Second, as I understand it, her remarks related to her conduct as a non-governmental official more than 20 years ago. She did not claim to have denied government benefits on the basis of race, which would have been a violation of the applicant’s constitutional rights, but rather recounted a story of her time in, as I understand it, a non-profit organization. And it turns out that her story was merely a description of how she came to have more enlightened views on issues of race and poverty. If the government is going to fire everyone who has held conflicted views on race at some point in their lives — unconnected from government service — then we can thin the ranks of government employees relatively quickly. It is not surprising that a black woman growing up in the deep South might harbor some suspicions of her white brethren; it is reassuring that Sherrod was able to overcome those preconceptions, and it is refreshing that she could admit to having had them — an honest admission that certainly doesn’t cast her in the most flattering light, until you listen to her whole story.

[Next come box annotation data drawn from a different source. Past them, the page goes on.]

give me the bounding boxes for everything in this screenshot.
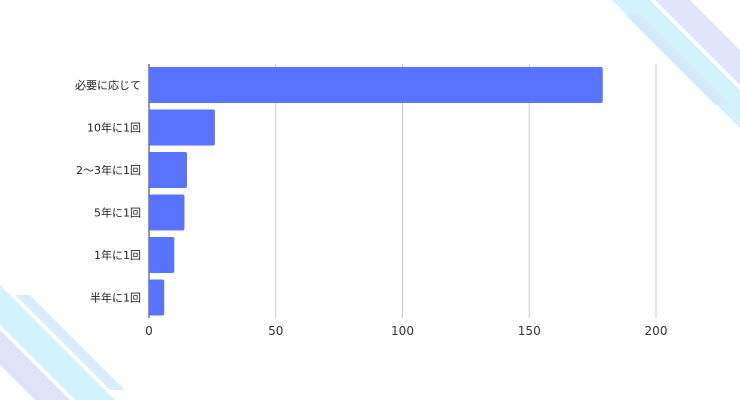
stripe-shape: [15, 295, 125, 390]
bar: [149, 109, 215, 146]
category-label: 1年に1回: [94, 248, 141, 262]
bar: [149, 237, 175, 273]
category-label: 必要に応じて: [75, 78, 141, 92]
bar: [149, 279, 165, 316]
category-label: 2〜3年に1回: [76, 163, 141, 177]
stripe-shape: [0, 330, 70, 400]
category-label: 5年に1回: [94, 206, 141, 220]
grid-lines: [148, 64, 657, 318]
bar: [149, 194, 185, 231]
stripe-shape: [0, 285, 115, 400]
x-tick-label: 150: [518, 324, 541, 338]
bars: [149, 67, 603, 316]
category-label: 半年に1回: [90, 291, 141, 305]
stripe-shape: [655, 0, 740, 85]
bar: [149, 152, 188, 188]
bar: [149, 67, 603, 103]
x-tick-label: 50: [268, 324, 283, 338]
x-tick-labels: 0 50 100 150 200: [145, 324, 667, 338]
x-tick-label: 100: [391, 324, 414, 338]
x-tick-label: 0: [145, 324, 153, 338]
category-label: 10年に1回: [87, 121, 141, 135]
x-tick-label: 200: [645, 324, 668, 338]
stripe-shape: [625, 15, 730, 105]
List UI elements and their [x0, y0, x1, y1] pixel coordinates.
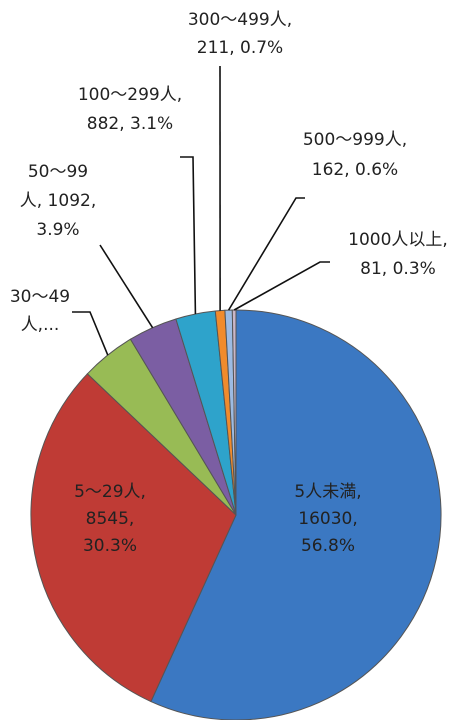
data-label-line: 56.8%: [301, 536, 355, 556]
data-label-line: 1000人以上,: [348, 230, 448, 250]
leader-line: [99, 244, 154, 329]
data-label-line: 30.3%: [83, 536, 137, 556]
data-label-line: 882, 3.1%: [87, 114, 173, 134]
data-label: 300〜499人, 211, 0.7%: [188, 10, 292, 58]
data-label-line: 5〜29人,: [74, 482, 146, 502]
data-label: 100〜299人, 882, 3.1%: [78, 85, 182, 134]
leader-line: [233, 261, 330, 311]
data-label-line: 211, 0.7%: [197, 38, 283, 58]
leader-line: [180, 156, 197, 315]
data-label-line: 5人未満,: [294, 482, 361, 502]
data-label-line: 16030,: [298, 509, 357, 529]
data-label-line: 人, 1092,: [20, 191, 96, 211]
data-label-line: 100〜299人,: [78, 85, 182, 105]
data-label-line: 3.9%: [36, 220, 79, 240]
data-label-line: 50〜99: [28, 162, 88, 182]
data-label: 50〜99 人, 1092, 3.9%: [20, 162, 96, 240]
data-label: 30〜49 人,...: [10, 287, 70, 335]
data-label-line: 162, 0.6%: [312, 160, 398, 180]
data-label-line: 人,...: [21, 315, 60, 335]
data-label-line: 81, 0.3%: [360, 259, 436, 279]
data-label: 1000人以上, 81, 0.3%: [348, 230, 448, 279]
data-label: 500〜999人, 162, 0.6%: [303, 130, 407, 180]
data-label-line: 500〜999人,: [303, 130, 407, 150]
data-label-line: 30〜49: [10, 287, 70, 307]
leader-line: [72, 311, 109, 356]
data-label: 5〜29人, 8545, 30.3%: [74, 482, 146, 556]
data-label: 5人未満, 16030, 56.8%: [294, 482, 361, 556]
pie-slice: [150, 309, 442, 720]
data-label-line: 300〜499人,: [188, 10, 292, 30]
pie-slice: [30, 373, 237, 703]
data-label-line: 8545,: [86, 509, 135, 529]
leader-line: [227, 197, 305, 311]
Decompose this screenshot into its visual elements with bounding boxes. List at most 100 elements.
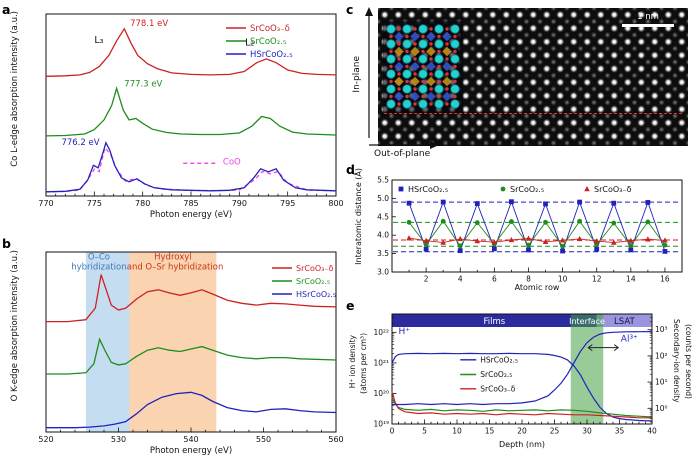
panel-d-label: d	[346, 162, 355, 177]
scale-bar-line	[622, 24, 674, 27]
sr-atom	[450, 39, 460, 49]
o-atom	[389, 94, 393, 99]
panel-a-frame	[45, 13, 337, 197]
left-tick-label: 10²²	[373, 328, 389, 337]
o-atom	[445, 27, 449, 31]
o-atom	[421, 49, 425, 54]
o-atom	[421, 79, 425, 84]
o-atom	[453, 49, 457, 54]
y-tick-label: 4.0	[377, 231, 389, 240]
x-tick-label: 16	[660, 275, 670, 284]
sr-atom	[450, 99, 460, 109]
x-tick-label: 12	[592, 275, 602, 284]
o-atom	[453, 79, 457, 84]
marker-triangle	[559, 237, 566, 243]
legend-label: HSrCoO₂.₅	[296, 290, 336, 299]
sr-atom	[402, 99, 412, 109]
curve-SrCoO₂.₅	[46, 337, 337, 375]
marker-triangle	[474, 238, 481, 244]
out-of-plane-axis-label: Out-of-plane	[374, 149, 431, 159]
series-SrCoO₃₋δ	[409, 237, 665, 244]
series-SrCoO₂.₅	[408, 220, 666, 247]
o-atom	[429, 87, 433, 91]
o-atom	[429, 57, 433, 61]
o-atom	[421, 34, 425, 39]
sr-atom	[418, 84, 428, 94]
marker-circle	[509, 219, 514, 224]
right-tick-label: 10¹	[655, 378, 668, 387]
x-tick-label: 6	[492, 275, 497, 284]
o-atom	[445, 102, 449, 106]
legend-label: HSrCoO₂.₅	[408, 185, 448, 194]
curve-SrCoO₃₋δ	[46, 274, 337, 323]
marker-triangle	[593, 238, 600, 244]
marker-circle	[440, 218, 446, 224]
marker-triangle	[508, 236, 515, 243]
marker-square	[423, 246, 429, 252]
o-atom	[413, 42, 417, 46]
marker-square	[611, 200, 617, 206]
sr-atom	[434, 39, 444, 49]
o-atom	[445, 57, 449, 61]
right-tick-label: 10⁰	[655, 404, 668, 413]
out-of-plane-arrowhead	[430, 141, 439, 149]
o-atom	[389, 49, 393, 54]
y-tick-label: 5.0	[377, 194, 389, 203]
panel-a-label: a	[2, 2, 11, 17]
lsat-bar	[596, 314, 652, 327]
o-atom	[437, 79, 441, 84]
sr-atom	[418, 99, 428, 109]
sr-atom	[418, 54, 428, 64]
marker-circle	[628, 243, 634, 248]
o-atom	[453, 34, 457, 39]
highlighted-atomic-row	[384, 112, 682, 114]
annotation: L₂	[245, 38, 254, 49]
series-HSrCoO₂.₅	[408, 200, 666, 253]
legend-label: SrCoO₂.₅	[250, 37, 286, 47]
o-atom	[397, 72, 401, 76]
o-atom	[445, 72, 449, 76]
o-atom	[413, 72, 417, 76]
stem-haadf-image: 1 nm	[378, 8, 688, 146]
hydroxyl-o-sr-band	[129, 252, 217, 432]
o-atom	[389, 64, 393, 69]
marker-square	[560, 248, 565, 254]
sr-atom	[450, 54, 460, 64]
x-tick-label: 795	[280, 199, 295, 208]
y-tick-label: 3.5	[377, 249, 389, 258]
marker-square	[645, 200, 651, 205]
marker-square	[543, 201, 548, 207]
sr-atom	[386, 69, 396, 79]
annotation: 778.1 eV	[130, 19, 168, 29]
marker-square	[457, 248, 463, 254]
marker-triangle	[440, 239, 446, 245]
sr-atom	[402, 39, 412, 49]
lsat-label: LSAT	[614, 317, 635, 327]
panel-e-ylabel-left-line2: (atoms per cm³)	[359, 333, 368, 394]
panel-d-ylabel: Interatomic distance (Å)	[354, 168, 363, 265]
x-tick-label: 10	[558, 275, 568, 284]
sr-atom	[386, 54, 396, 64]
o-atom	[421, 94, 425, 99]
curve-h-HSrCoO₂.₅	[391, 352, 653, 422]
marker-triangle	[584, 186, 590, 192]
x-tick-label: 0	[390, 427, 395, 436]
panel-b-ylabel: O K-edge absorption intensity (a.u.)	[10, 250, 20, 402]
films-label: Films	[484, 317, 506, 327]
o-atom	[429, 72, 433, 76]
marker-triangle	[542, 238, 549, 245]
x-tick-label: 5	[422, 427, 427, 436]
sr-atom	[386, 99, 396, 109]
sr-atom	[386, 24, 396, 34]
o-atom	[397, 87, 401, 91]
curve-SrCoO₂.₅	[45, 86, 337, 137]
sr-atom	[402, 84, 412, 94]
x-tick-label: 30	[582, 427, 592, 436]
marker-triangle	[423, 237, 429, 243]
o-atom	[413, 102, 417, 106]
panel-e-xlabel: Depth (nm)	[498, 440, 545, 449]
o-atom	[445, 87, 449, 91]
panel-b-xlabel: Photon energy (eV)	[149, 446, 233, 456]
panel-a-xlabel: Photon energy (eV)	[149, 210, 233, 220]
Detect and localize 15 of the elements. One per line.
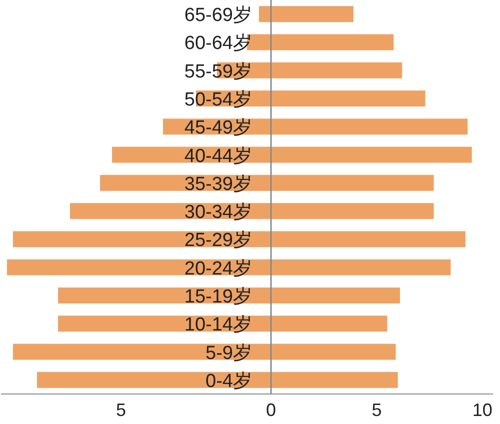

Finally, the conservative media has some ’splaining to do. It is dangerous to run with a story based on a snippet — and our colleagues on the right have as much of an obligation to investigate before rolling out an expose on someone (especially someone as obscure as Sherrod) as do those on the left (e.g., Dan Rather). Sherrod was a low-level bureaucrat, apparently appointed to the position of Georgia director of rural development by Tom Vilsack; it is a stretch to attribute the views of such a low-ranking functionary to President Obama.

An accusation of racism is serious business, one which neither white nor black should throw around willy-nilly. (I’ll note that Sherrod herself has been willing to use those accusations to her benefit in the past. According to this website, she was at least indirectly part of the plaintiff class of black farmers in the Pigford litigation, which dealt with claims of racial discrimination against black farmers. She personally received $150,000 in a settlement for her pain and suffering associated with denial of loans.) But in this particular episode, it would appear that Sherrod is owed an apology.